Riri juga menyoroti tantangan utama dalam mendesain Kiri House 2.2, yakni iklim tropis dengan kelembaban dan curah hujan yang tinggi. Ia menyatakan bahwa pada fase awal Kiri House 1.0, masalah dinding lembab menjadi tantangan besar, namun hal ini diatasi melalui inovasi dalam penggunaan material kedap air dan insulasi pada Kiri House 2.2.
“Pemilihan material tahan air, seperti Semen Merah Putih Watershield, sangat penting untuk menjaga kenyamanan dan kesehatan penghuni,” jelas Riri.
Produk Hijau dari Hulu ke Hilir Mendukung Pembangunan Berkelanjutan
Penerapan prinsip green building tidak hanya melibatkan desain dan material bangunan yang ramah lingkungan tetapi juga mencakup keseluruhan siklus hidup produk bahan bangunan dari hulu ke hilir.
Syarif Hidayat, Head of Technical Marketing Semen Merah Putih, memaparkan bahwa Semen Merah Putih turut berperan aktif dalam mendukung konsep green building melalui inovasi material yang ramah lingkungan.

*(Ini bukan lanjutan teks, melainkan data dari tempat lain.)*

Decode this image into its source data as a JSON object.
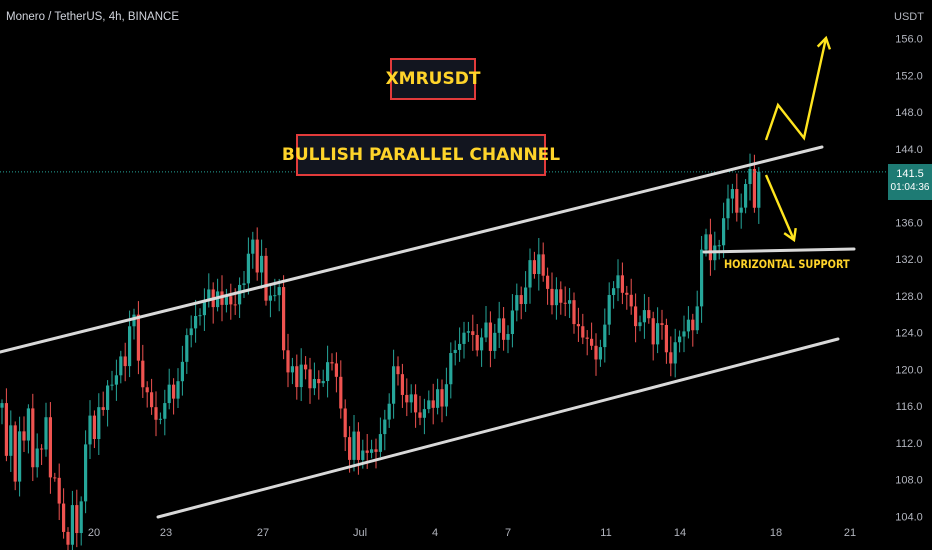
{
  "header": {
    "title": "Monero / TetherUS, 4h, BINANCE"
  },
  "annotations": {
    "symbol_label": "XMRUSDT",
    "pattern_label": "BULLISH PARALLEL CHANNEL",
    "support_label": "HORIZONTAL SUPPORT"
  },
  "price_tag": {
    "price": "141.5",
    "countdown": "01:04:36"
  },
  "colors": {
    "up": "#26a69a",
    "down": "#ef5350",
    "channel": "#d9d9d9",
    "arrow": "#ffe51f",
    "box_border": "#e23b3b",
    "current_price_line": "#26a69a"
  },
  "chart_data": {
    "type": "candlestick",
    "title": "Monero / TetherUS, 4h, BINANCE",
    "y_axis": {
      "unit": "USDT",
      "ticks": [
        "156.0",
        "152.0",
        "148.0",
        "144.0",
        "140.0",
        "136.0",
        "132.0",
        "128.0",
        "124.0",
        "120.0",
        "116.0",
        "112.0",
        "108.0",
        "104.0"
      ],
      "range": [
        101,
        159
      ]
    },
    "x_axis": {
      "ticks": [
        "20",
        "23",
        "27",
        "Jul",
        "4",
        "7",
        "11",
        "14",
        "18",
        "21"
      ]
    },
    "current_price": 141.5,
    "grid": false,
    "close_path": [
      [
        0,
        118
      ],
      [
        6,
        110
      ],
      [
        10,
        115
      ],
      [
        15,
        106
      ],
      [
        20,
        113
      ],
      [
        24,
        112
      ],
      [
        28,
        115
      ],
      [
        33,
        108
      ],
      [
        36,
        113
      ],
      [
        40,
        108
      ],
      [
        44,
        115
      ],
      [
        48,
        113
      ],
      [
        52,
        106
      ],
      [
        56,
        110
      ],
      [
        60,
        104
      ],
      [
        64,
        103
      ],
      [
        67,
        101.5
      ],
      [
        70,
        104
      ],
      [
        73,
        106
      ],
      [
        76,
        102
      ],
      [
        80,
        106
      ],
      [
        83,
        109
      ],
      [
        86,
        113
      ],
      [
        90,
        115
      ],
      [
        94,
        113
      ],
      [
        98,
        117
      ],
      [
        102,
        114
      ],
      [
        106,
        117
      ],
      [
        110,
        120
      ],
      [
        114,
        117
      ],
      [
        118,
        119
      ],
      [
        122,
        121
      ],
      [
        126,
        120
      ],
      [
        130,
        124
      ],
      [
        134,
        124.5
      ],
      [
        138,
        121
      ],
      [
        142,
        118
      ],
      [
        146,
        116
      ],
      [
        150,
        117
      ],
      [
        154,
        114
      ],
      [
        158,
        116
      ],
      [
        162,
        113
      ],
      [
        166,
        118
      ],
      [
        170,
        120
      ],
      [
        174,
        117
      ],
      [
        178,
        119
      ],
      [
        182,
        122
      ],
      [
        186,
        125
      ],
      [
        190,
        124
      ],
      [
        194,
        126
      ],
      [
        198,
        128
      ],
      [
        202,
        126
      ],
      [
        206,
        128
      ],
      [
        210,
        129
      ],
      [
        214,
        127
      ],
      [
        218,
        128
      ],
      [
        222,
        126
      ],
      [
        226,
        128
      ],
      [
        230,
        127
      ],
      [
        234,
        124
      ],
      [
        238,
        129
      ],
      [
        242,
        128
      ],
      [
        246,
        130
      ],
      [
        250,
        132
      ],
      [
        254,
        134
      ],
      [
        258,
        130
      ],
      [
        262,
        132
      ],
      [
        266,
        127
      ],
      [
        270,
        129
      ],
      [
        274,
        128
      ],
      [
        278,
        131
      ],
      [
        282,
        124
      ],
      [
        286,
        122
      ],
      [
        290,
        120
      ],
      [
        294,
        121
      ],
      [
        298,
        118
      ],
      [
        302,
        123
      ],
      [
        306,
        120
      ],
      [
        310,
        118
      ],
      [
        314,
        120
      ],
      [
        318,
        119
      ],
      [
        322,
        117
      ],
      [
        326,
        120
      ],
      [
        330,
        122
      ],
      [
        334,
        119
      ],
      [
        338,
        117
      ],
      [
        342,
        114
      ],
      [
        346,
        112
      ],
      [
        350,
        108.5
      ],
      [
        354,
        112
      ],
      [
        358,
        110
      ],
      [
        362,
        111
      ],
      [
        366,
        109
      ],
      [
        370,
        112
      ],
      [
        374,
        111
      ],
      [
        378,
        112
      ],
      [
        382,
        113
      ],
      [
        386,
        116
      ],
      [
        390,
        118
      ],
      [
        394,
        121
      ],
      [
        398,
        120
      ],
      [
        402,
        119
      ],
      [
        406,
        117
      ],
      [
        410,
        118
      ],
      [
        414,
        116
      ],
      [
        418,
        117
      ],
      [
        422,
        114
      ],
      [
        426,
        116
      ],
      [
        430,
        117
      ],
      [
        434,
        116
      ],
      [
        438,
        117
      ],
      [
        442,
        115
      ],
      [
        446,
        118
      ],
      [
        450,
        121
      ],
      [
        454,
        120
      ],
      [
        458,
        122
      ],
      [
        462,
        123
      ],
      [
        466,
        124
      ],
      [
        470,
        122
      ],
      [
        474,
        124
      ],
      [
        478,
        122
      ],
      [
        482,
        123
      ],
      [
        486,
        125
      ],
      [
        490,
        123
      ],
      [
        494,
        124
      ],
      [
        498,
        126
      ],
      [
        502,
        125
      ],
      [
        506,
        124
      ],
      [
        510,
        126
      ],
      [
        514,
        127
      ],
      [
        518,
        130
      ],
      [
        522,
        128
      ],
      [
        526,
        129
      ],
      [
        530,
        132
      ],
      [
        534,
        131
      ],
      [
        538,
        133
      ],
      [
        542,
        129
      ],
      [
        546,
        130
      ],
      [
        550,
        127
      ],
      [
        554,
        126
      ],
      [
        558,
        128
      ],
      [
        562,
        126
      ],
      [
        566,
        127
      ],
      [
        570,
        126
      ],
      [
        574,
        124
      ],
      [
        578,
        125
      ],
      [
        582,
        123
      ],
      [
        586,
        122
      ],
      [
        590,
        124
      ],
      [
        594,
        122
      ],
      [
        598,
        121
      ],
      [
        602,
        123
      ],
      [
        606,
        127
      ],
      [
        610,
        130
      ],
      [
        614,
        129
      ],
      [
        618,
        131
      ],
      [
        622,
        130
      ],
      [
        626,
        129
      ],
      [
        630,
        127
      ],
      [
        634,
        127
      ],
      [
        638,
        124
      ],
      [
        642,
        127
      ],
      [
        646,
        125
      ],
      [
        650,
        126
      ],
      [
        654,
        122
      ],
      [
        658,
        124
      ],
      [
        662,
        124
      ],
      [
        666,
        122
      ],
      [
        670,
        119
      ],
      [
        674,
        121
      ],
      [
        678,
        123
      ],
      [
        682,
        124
      ],
      [
        686,
        123
      ],
      [
        690,
        125
      ],
      [
        694,
        124
      ],
      [
        698,
        128
      ],
      [
        702,
        133
      ],
      [
        706,
        135
      ],
      [
        710,
        133
      ],
      [
        714,
        134
      ],
      [
        718,
        133
      ],
      [
        722,
        136
      ],
      [
        726,
        141
      ],
      [
        730,
        138
      ],
      [
        734,
        141
      ],
      [
        738,
        137
      ],
      [
        742,
        139
      ],
      [
        746,
        140
      ],
      [
        750,
        142
      ],
      [
        754,
        138
      ],
      [
        758,
        140
      ],
      [
        762,
        141.5
      ]
    ],
    "overlays": {
      "upper_channel_line": [
        [
          0,
          352
        ],
        [
          822,
          147
        ]
      ],
      "lower_channel_line": [
        [
          158,
          517
        ],
        [
          838,
          339
        ]
      ],
      "horizontal_support_line": [
        [
          704,
          252
        ],
        [
          854,
          249
        ]
      ],
      "bullish_arrow": [
        [
          766,
          140
        ],
        [
          778,
          105
        ],
        [
          804,
          138
        ],
        [
          826,
          38
        ]
      ],
      "bearish_arrow": [
        [
          766,
          175
        ],
        [
          794,
          240
        ]
      ]
    }
  }
}
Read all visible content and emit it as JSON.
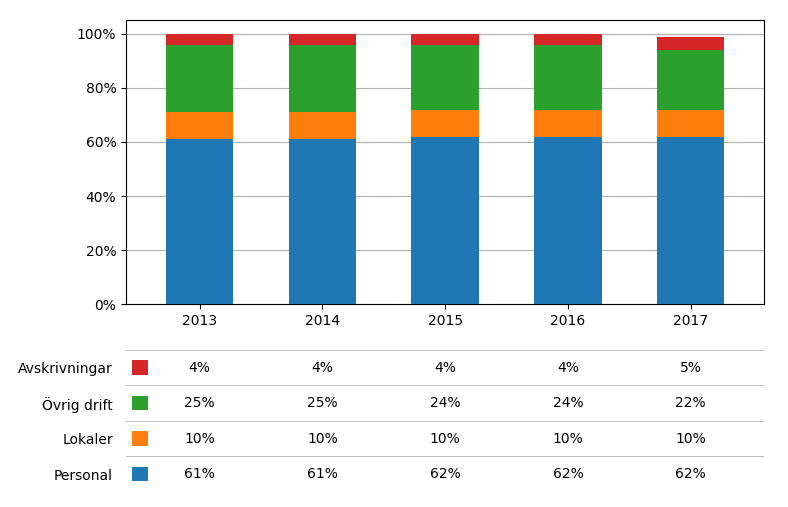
{
  "chart_data": {
    "type": "bar",
    "stacked": true,
    "categories": [
      "2013",
      "2014",
      "2015",
      "2016",
      "2017"
    ],
    "series": [
      {
        "name": "Personal",
        "values": [
          61,
          61,
          62,
          62,
          62
        ],
        "value_labels": [
          "61%",
          "61%",
          "62%",
          "62%",
          "62%"
        ]
      },
      {
        "name": "Lokaler",
        "values": [
          10,
          10,
          10,
          10,
          10
        ],
        "value_labels": [
          "10%",
          "10%",
          "10%",
          "10%",
          "10%"
        ]
      },
      {
        "name": "Övrig drift",
        "values": [
          25,
          25,
          24,
          24,
          22
        ],
        "value_labels": [
          "25%",
          "25%",
          "24%",
          "24%",
          "22%"
        ]
      },
      {
        "name": "Avskrivningar",
        "values": [
          4,
          4,
          4,
          4,
          5
        ],
        "value_labels": [
          "4%",
          "4%",
          "4%",
          "4%",
          "5%"
        ]
      }
    ],
    "ylim": [
      0,
      105
    ],
    "yticks": [
      {
        "value": 0,
        "label": "0%"
      },
      {
        "value": 20,
        "label": "20%"
      },
      {
        "value": 40,
        "label": "40%"
      },
      {
        "value": 60,
        "label": "60%"
      },
      {
        "value": 80,
        "label": "80%"
      },
      {
        "value": 100,
        "label": "100%"
      }
    ],
    "grid": true
  }
}
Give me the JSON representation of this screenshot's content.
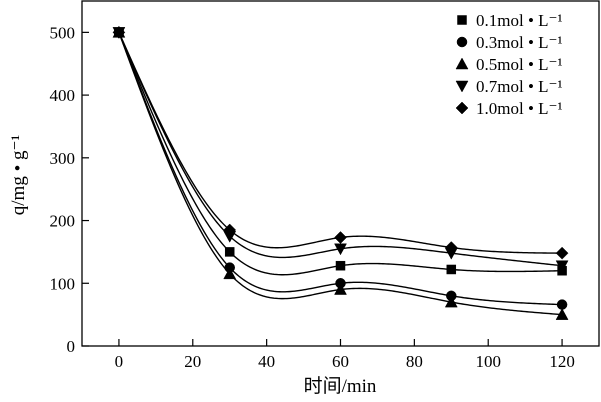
{
  "chart_data": {
    "type": "line",
    "title": "",
    "xlabel": "时间/min",
    "ylabel": "q/mg • g⁻¹",
    "xlim": [
      -10,
      130
    ],
    "ylim": [
      0,
      550
    ],
    "xticks": [
      0,
      20,
      40,
      60,
      80,
      100,
      120
    ],
    "yticks": [
      0,
      100,
      200,
      300,
      400,
      500
    ],
    "x": [
      0,
      30,
      60,
      90,
      120
    ],
    "grid": false,
    "legend_position": "top-right",
    "series": [
      {
        "name": "0.1mol • L⁻¹",
        "marker": "square",
        "values": [
          500,
          150,
          128,
          122,
          120
        ]
      },
      {
        "name": "0.3mol • L⁻¹",
        "marker": "circle",
        "values": [
          500,
          125,
          100,
          80,
          66
        ]
      },
      {
        "name": "0.5mol • L⁻¹",
        "marker": "triangle-up",
        "values": [
          500,
          115,
          90,
          70,
          50
        ]
      },
      {
        "name": "0.7mol • L⁻¹",
        "marker": "triangle-down",
        "values": [
          500,
          175,
          155,
          148,
          128
        ]
      },
      {
        "name": "1.0mol • L⁻¹",
        "marker": "diamond",
        "values": [
          500,
          185,
          173,
          157,
          148
        ]
      }
    ]
  }
}
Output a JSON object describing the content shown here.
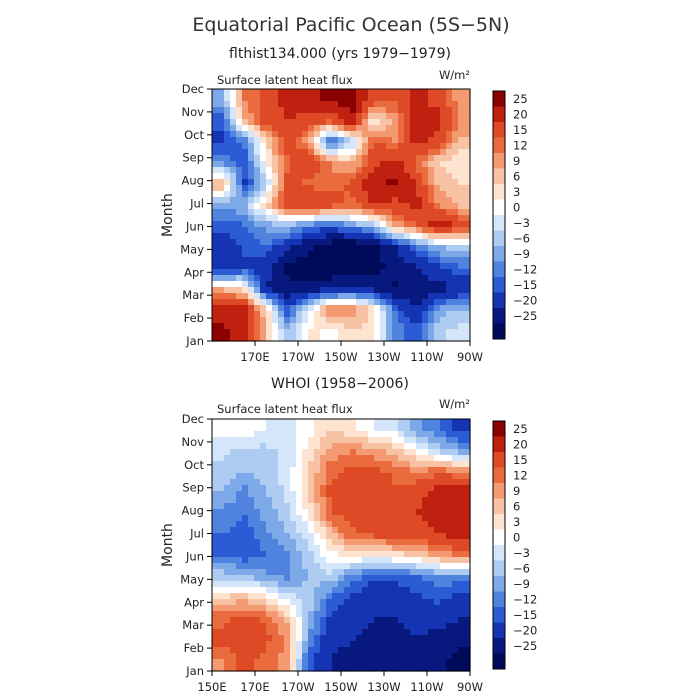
{
  "figure": {
    "title": "Equatorial Pacific Ocean (5S−5N)"
  },
  "colorbar": {
    "labels": [
      "25",
      "20",
      "15",
      "12",
      "9",
      "6",
      "3",
      "0",
      "−3",
      "−6",
      "−9",
      "−12",
      "−15",
      "−20",
      "−25"
    ],
    "colors": [
      "#8b0000",
      "#c0200f",
      "#dd4a25",
      "#ea6b3d",
      "#f49a73",
      "#f8c3a4",
      "#fde3d0",
      "#ffffff",
      "#d6e6fa",
      "#aecbf2",
      "#7ea9e9",
      "#4f83de",
      "#2c5bd6",
      "#1434b3",
      "#07187f",
      "#000a5a"
    ]
  },
  "chart_data": [
    {
      "type": "heatmap",
      "subtitle": "flthist134.000 (yrs 1979−1979)",
      "panel_label": "Surface latent heat flux",
      "units": "W/m²",
      "ylabel": "Month",
      "x_ticks": [
        "170E",
        "170W",
        "150W",
        "130W",
        "110W",
        "90W"
      ],
      "y_ticks": [
        "Jan",
        "Feb",
        "Mar",
        "Apr",
        "May",
        "Jun",
        "Jul",
        "Aug",
        "Sep",
        "Oct",
        "Nov",
        "Dec"
      ],
      "x_range": [
        "150E",
        "90W"
      ],
      "value_range": [
        -25,
        25
      ],
      "x_lon": [
        155,
        165,
        175,
        185,
        195,
        205,
        215,
        225,
        235,
        245,
        255,
        265
      ],
      "months": [
        "Jan",
        "Feb",
        "Mar",
        "Apr",
        "May",
        "Jun",
        "Jul",
        "Aug",
        "Sep",
        "Oct",
        "Nov",
        "Dec"
      ],
      "values": [
        [
          26,
          22,
          8,
          -6,
          4,
          2,
          6,
          3,
          -10,
          -14,
          -4,
          -2
        ],
        [
          22,
          24,
          6,
          -14,
          -2,
          14,
          12,
          6,
          -12,
          -20,
          -8,
          -5
        ],
        [
          8,
          4,
          -20,
          -24,
          -22,
          -22,
          -20,
          -22,
          -26,
          -24,
          -22,
          -20
        ],
        [
          -20,
          -16,
          -18,
          -26,
          -28,
          -28,
          -27,
          -26,
          -24,
          -20,
          -16,
          -12
        ],
        [
          -18,
          -14,
          -12,
          -18,
          -24,
          -28,
          -30,
          -28,
          -20,
          -12,
          -6,
          -4
        ],
        [
          -14,
          -12,
          -8,
          -6,
          -10,
          -14,
          -8,
          -6,
          10,
          14,
          24,
          18
        ],
        [
          -8,
          -6,
          6,
          18,
          22,
          18,
          14,
          22,
          18,
          22,
          12,
          8
        ],
        [
          10,
          -16,
          -4,
          16,
          14,
          12,
          16,
          24,
          26,
          20,
          8,
          6
        ],
        [
          -10,
          -14,
          2,
          14,
          20,
          12,
          8,
          18,
          22,
          14,
          6,
          3
        ],
        [
          -16,
          -12,
          6,
          18,
          10,
          -14,
          -4,
          16,
          12,
          22,
          18,
          8
        ],
        [
          -14,
          8,
          18,
          20,
          18,
          16,
          24,
          2,
          10,
          24,
          22,
          12
        ],
        [
          -6,
          12,
          16,
          22,
          24,
          26,
          28,
          18,
          16,
          22,
          18,
          10
        ]
      ]
    },
    {
      "type": "heatmap",
      "subtitle": "WHOI (1958−2006)",
      "panel_label": "Surface latent heat flux",
      "units": "W/m²",
      "ylabel": "Month",
      "x_ticks": [
        "150E",
        "170E",
        "170W",
        "150W",
        "130W",
        "110W",
        "90W"
      ],
      "y_ticks": [
        "Jan",
        "Feb",
        "Mar",
        "Apr",
        "May",
        "Jun",
        "Jul",
        "Aug",
        "Sep",
        "Oct",
        "Nov",
        "Dec"
      ],
      "x_range": [
        "150E",
        "90W"
      ],
      "value_range": [
        -25,
        25
      ],
      "x_lon": [
        155,
        165,
        175,
        185,
        195,
        205,
        215,
        225,
        235,
        245,
        255,
        265
      ],
      "months": [
        "Jan",
        "Feb",
        "Mar",
        "Apr",
        "May",
        "Jun",
        "Jul",
        "Aug",
        "Sep",
        "Oct",
        "Nov",
        "Dec"
      ],
      "values": [
        [
          12,
          16,
          14,
          10,
          -14,
          -20,
          -22,
          -24,
          -22,
          -22,
          -24,
          -26
        ],
        [
          16,
          20,
          16,
          12,
          -10,
          -18,
          -20,
          -22,
          -22,
          -20,
          -22,
          -24
        ],
        [
          14,
          16,
          14,
          8,
          -6,
          -16,
          -18,
          -20,
          -20,
          -18,
          -18,
          -20
        ],
        [
          6,
          8,
          4,
          -2,
          -4,
          -12,
          -16,
          -18,
          -18,
          -16,
          -14,
          -16
        ],
        [
          -4,
          -6,
          -8,
          -10,
          -6,
          -4,
          -10,
          -14,
          -14,
          -12,
          -10,
          -10
        ],
        [
          -12,
          -14,
          -12,
          -10,
          -4,
          2,
          4,
          2,
          4,
          6,
          10,
          12
        ],
        [
          -12,
          -14,
          -10,
          -6,
          -2,
          8,
          14,
          16,
          18,
          18,
          20,
          22
        ],
        [
          -10,
          -12,
          -8,
          -4,
          4,
          14,
          18,
          20,
          18,
          20,
          22,
          24
        ],
        [
          -6,
          -10,
          -6,
          -2,
          6,
          16,
          20,
          20,
          16,
          18,
          22,
          25
        ],
        [
          -4,
          -6,
          -4,
          -2,
          6,
          14,
          16,
          16,
          14,
          12,
          14,
          12
        ],
        [
          -2,
          -4,
          -4,
          -2,
          4,
          10,
          12,
          10,
          8,
          2,
          -4,
          -8
        ],
        [
          2,
          2,
          0,
          -2,
          2,
          6,
          4,
          0,
          -2,
          -8,
          -12,
          -16
        ]
      ]
    }
  ]
}
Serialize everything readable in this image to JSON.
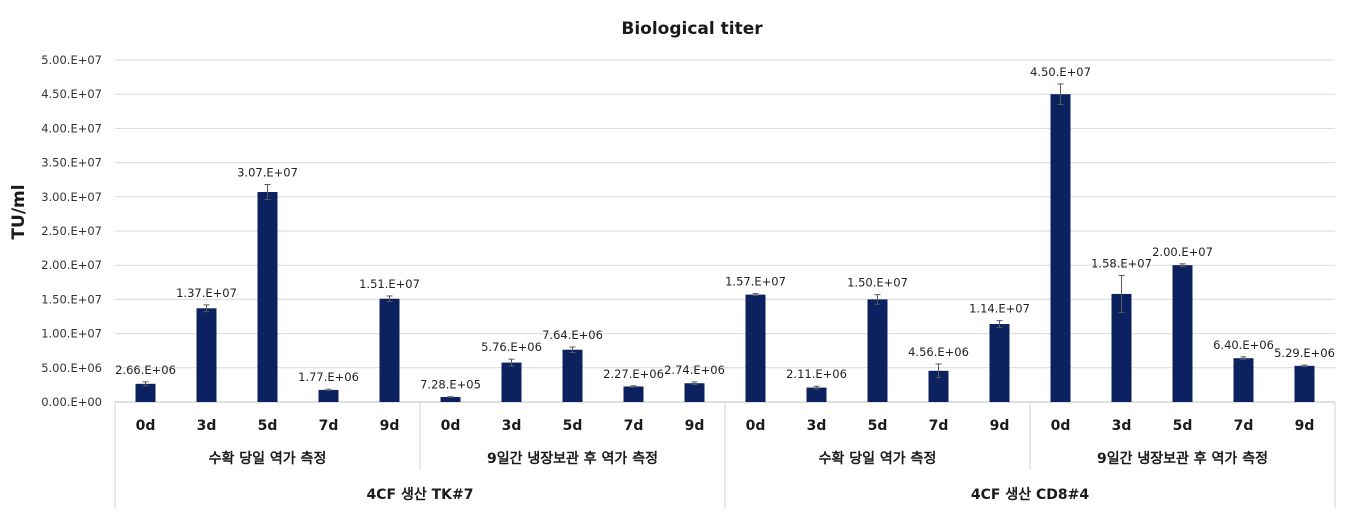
{
  "chart_data": {
    "type": "bar",
    "title": "Biological titer",
    "ylabel": "TU/ml",
    "ylim": [
      0,
      50000000
    ],
    "yticks": [
      {
        "value": 0,
        "label": "0.00.E+00"
      },
      {
        "value": 5000000,
        "label": "5.00.E+06"
      },
      {
        "value": 10000000,
        "label": "1.00.E+07"
      },
      {
        "value": 15000000,
        "label": "1.50.E+07"
      },
      {
        "value": 20000000,
        "label": "2.00.E+07"
      },
      {
        "value": 25000000,
        "label": "2.50.E+07"
      },
      {
        "value": 30000000,
        "label": "3.00.E+07"
      },
      {
        "value": 35000000,
        "label": "3.50.E+07"
      },
      {
        "value": 40000000,
        "label": "4.00.E+07"
      },
      {
        "value": 45000000,
        "label": "4.50.E+07"
      },
      {
        "value": 50000000,
        "label": "5.00.E+07"
      }
    ],
    "grid": true,
    "legend": "none",
    "bar_color": "#0b2160",
    "groups": [
      {
        "name": "4CF 생산 TK#7",
        "subgroups": [
          {
            "name": "수확 당일 역가 측정",
            "bars": [
              {
                "x": "0d",
                "value": 2660000,
                "label": "2.66.E+06",
                "err": 300000
              },
              {
                "x": "3d",
                "value": 13700000,
                "label": "1.37.E+07",
                "err": 500000
              },
              {
                "x": "5d",
                "value": 30700000,
                "label": "3.07.E+07",
                "err": 1100000
              },
              {
                "x": "7d",
                "value": 1770000,
                "label": "1.77.E+06",
                "err": 100000
              },
              {
                "x": "9d",
                "value": 15100000,
                "label": "1.51.E+07",
                "err": 400000
              }
            ]
          },
          {
            "name": "9일간 냉장보관 후 역가 측정",
            "bars": [
              {
                "x": "0d",
                "value": 728000,
                "label": "7.28.E+05",
                "err": 50000
              },
              {
                "x": "3d",
                "value": 5760000,
                "label": "5.76.E+06",
                "err": 500000
              },
              {
                "x": "5d",
                "value": 7640000,
                "label": "7.64.E+06",
                "err": 400000
              },
              {
                "x": "7d",
                "value": 2270000,
                "label": "2.27.E+06",
                "err": 100000
              },
              {
                "x": "9d",
                "value": 2740000,
                "label": "2.74.E+06",
                "err": 200000
              }
            ]
          }
        ]
      },
      {
        "name": "4CF 생산 CD8#4",
        "subgroups": [
          {
            "name": "수확 당일 역가 측정",
            "bars": [
              {
                "x": "0d",
                "value": 15700000,
                "label": "1.57.E+07",
                "err": 150000
              },
              {
                "x": "3d",
                "value": 2110000,
                "label": "2.11.E+06",
                "err": 200000
              },
              {
                "x": "5d",
                "value": 15000000,
                "label": "1.50.E+07",
                "err": 700000
              },
              {
                "x": "7d",
                "value": 4560000,
                "label": "4.56.E+06",
                "err": 1000000
              },
              {
                "x": "9d",
                "value": 11400000,
                "label": "1.14.E+07",
                "err": 500000
              }
            ]
          },
          {
            "name": "9일간 냉장보관 후 역가 측정",
            "bars": [
              {
                "x": "0d",
                "value": 45000000,
                "label": "4.50.E+07",
                "err": 1500000
              },
              {
                "x": "3d",
                "value": 15800000,
                "label": "1.58.E+07",
                "err": 2700000
              },
              {
                "x": "5d",
                "value": 20000000,
                "label": "2.00.E+07",
                "err": 200000
              },
              {
                "x": "7d",
                "value": 6400000,
                "label": "6.40.E+06",
                "err": 200000
              },
              {
                "x": "9d",
                "value": 5290000,
                "label": "5.29.E+06",
                "err": 100000
              }
            ]
          }
        ]
      }
    ]
  }
}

Salah satu produk unggulannya, Watershield, merupakan semen dengan teknologi water repellent yang dirancang untuk mengurangi kebutuhan material tambahan seperti bahan anti rembes.
Teknologi ini memungkinkan bangunan bebas dari masalah kelembaban dan rembesan air, sehingga tidak hanya menghemat biaya, tetapi juga mempercepat proses konstruksi.
“Watershield adalah contoh nyata bagaimana kita berkontribusi pada keberlanjutan secara aktif. Dengan teknologi water repellent, semen ini tidak memerlukan material tambahan anti rembes, yang secara langsung menghemat waktu dan biaya dalam proses aplikasinya. Ini merupakan langkah besar dalam mendukung efisiensi konstruksi yang lebih berkelanjutan” ungkap syarif
Melalui kolaborasi ini, Semen Merah Putih dan Atelier Riri berharap dapat memperkuat komitmen mereka terhadap arsitektur hijau di Indonesia.
Proyek Kiri’s House 2.2 diharapkan dapat menjadi model bagaimana integrasi antara inovasi material bangunan dan desain arsitektur hijau dapat menciptakan lingkungan yang lebih sehat dan berkelanjutan.
“Sebagai bentuk dukungan kami terhadap prinsip bangunan dan arsitektur hijau, Semen Merah Putih Watershield tidak hanya memberikan solusi dalam hal performa, tetapi juga dalam hal jejak karbon. Sebagai semen PCC, produk ini memiliki jejak karbon yang lebih rendah dibandingkan semen OPC, menjadikannya pilihan yang lebih ramah lingkungan.” pungkas Syarif.